五話
祭壇にはかすかな光が燈っているだけで、暗く陰湿な雰囲気を纏っていた。
「もう一人のわたしは帰ったよ、キミも元の場所に帰ろうよ!」
背中を向けたままのレインにフィアーノは呼びかける。レインは振り返らないままこう答えた。
「もはや後戻りはできません…あと10分もすればここもろとも崩壊しますよ?」
「10分…!?」
フィアーノは驚愕の声をあげた。レインは振り返って笑う。
「彼女が良い時間稼ぎをしてくれたようですね。

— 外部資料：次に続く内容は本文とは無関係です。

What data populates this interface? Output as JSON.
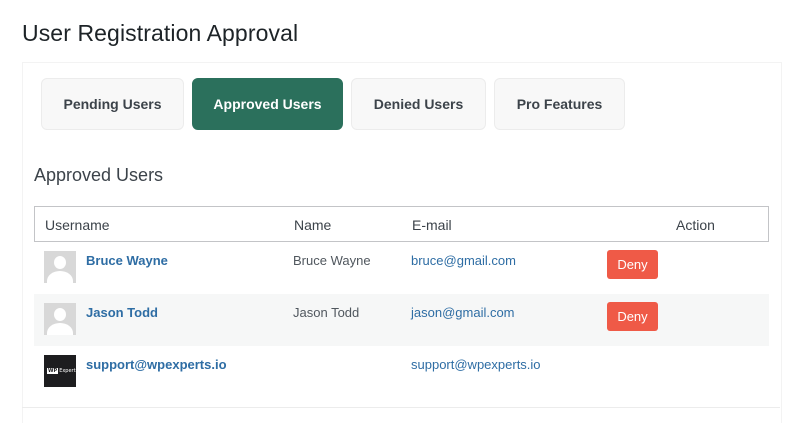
{
  "page": {
    "title": "User Registration Approval"
  },
  "tabs": [
    {
      "label": "Pending Users",
      "active": false
    },
    {
      "label": "Approved Users",
      "active": true
    },
    {
      "label": "Denied Users",
      "active": false
    },
    {
      "label": "Pro Features",
      "active": false
    }
  ],
  "section": {
    "title": "Approved Users"
  },
  "table": {
    "columns": {
      "username": "Username",
      "name": "Name",
      "email": "E-mail",
      "action": "Action"
    },
    "rows": [
      {
        "username": "Bruce Wayne",
        "name": "Bruce Wayne",
        "email": "bruce@gmail.com",
        "action": "Deny",
        "avatar": "default-avatar-icon"
      },
      {
        "username": "Jason Todd",
        "name": "Jason Todd",
        "email": "jason@gmail.com",
        "action": "Deny",
        "avatar": "default-avatar-icon"
      },
      {
        "username": "support@wpexperts.io",
        "name": "",
        "email": "support@wpexperts.io",
        "action": "",
        "avatar": "wpexperts-logo-icon",
        "avatar_text": "WPExperts"
      }
    ]
  },
  "colors": {
    "accent": "#2b705c",
    "deny": "#ef5a47",
    "link": "#2e6da4"
  }
}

僕は誰にも止められませんよ」
フィアーノは俯いたまま、何を言うこともできなかった。
「待ちなさい!」
しゅん、と音を立てて祭壇の前…レインのすぐ後ろにらいとが現れた。
「…おや、ちょっと目を離している隙にこんなに成長して…呪いを解くとは」
「か、カミハラちゃん…?なの…?」
フィアーノの困惑にらいとは二カっと笑って応えた。
「お待たせ、フィアーノ。これが本当のあたし…やっと本物の魔術を見せてあげられるよ」
「何がどうしてそんなことに…」
「えっ!?そ、それは…ととととととっぷしーくれっと…」
らいとは顔を赤らめてしーっとジェスチャーした。
「はっ、あと少しだというのに何ができるというんです?」
「できるよ…あんたを改心させるのは崩壊を止めてからでも間に合うもの。とりあえずおとなしくしてもらうよ!」
らいとが杖を振りかざすと、強い風が吹きレインはよろめく。
「まさか貴女…詠唱無しで魔術を?」
バランスを整えながらレインはらいとを睨んだ。
「そうよ…一流の魔術師、だもの。それにあたしは彼の妹よ?」
「成程、ですがその程度では僕は止められませんよ」
再び杖を振ると、今度は火柱があがった。この前のとは比べ物にならない火力と大きさだ。
「ふ…こんなもの…!」
レインが腕を振ると、火柱はふっと消えてしまった。
「中々やるわね…!」
「そちらこそ、思っていたよりはできるじゃないですか。…ですが遅い。遅すぎるんですよ。何もかもが」
「…!?」
突然、轟音をたてながら祭壇が揺れだした。
「…!カミハラちゃん、世界樹が…!」
いち早く異変に気づいたのはフィアーノだった。
緑色だった世界樹が紫色に変化し、伸びきった枝がまるで意思を持ったように箱庭全体を破壊し始めたのであった。
「世界樹は僕が乗っ取りました。…あと5分。世界の破滅する様をどうぞご覧ください」
祭壇の中心で高笑いするレインを、もう止める術は残されていなかった。
「もう駄目…なの…?」
フィアーノはその場に座り込んでしまう。
「お兄ちゃん…ごめんなさい…」
らいとも俯いたまま膝をついてしまった。
絶望に包まれた、その時だった。
「…これは、派手にやってくれたな…」
「何っ…!?」
世界が色を失った。それと同時に、轟音も破壊も、レインもまるで人形のようにピタリと止まってしまった。
音もなく地に足をつけた男は、被っていたフードを外し二人を見やった。
「…アベルさん!?」
男…アベルは、フィアーノの反応を見て満足そうに微笑んだ。
「驚きました…まさか陛下が生きていたとは」
らいとは咄嗟に畏まりながら、王の無事を安心したようにため息をついた。
「久しぶりですね、フィアーノ姫…到着が遅れたこと、お許しください」
「そんな…!助けに来てくれたんですか?」
「ええ、世界が滅ぶのを黙ってみている訳にもいかないのでね。…しかしこの時間停止魔法も、この場しのぎに過ぎず…いつまでも持つわけではありません…なので、貴女たち二人に協力をお願いしたい」
アベルは真剣なまなざしで二人を見つめた。
「あたしたちにできることなら、なんでも。ね、フィアーノ?」
「もちろんだよ!何をするんですか?」
「それは…」
アベルが語ったのは、あまりにも現実離れした…それでいいのか、と思わせるような内容であった。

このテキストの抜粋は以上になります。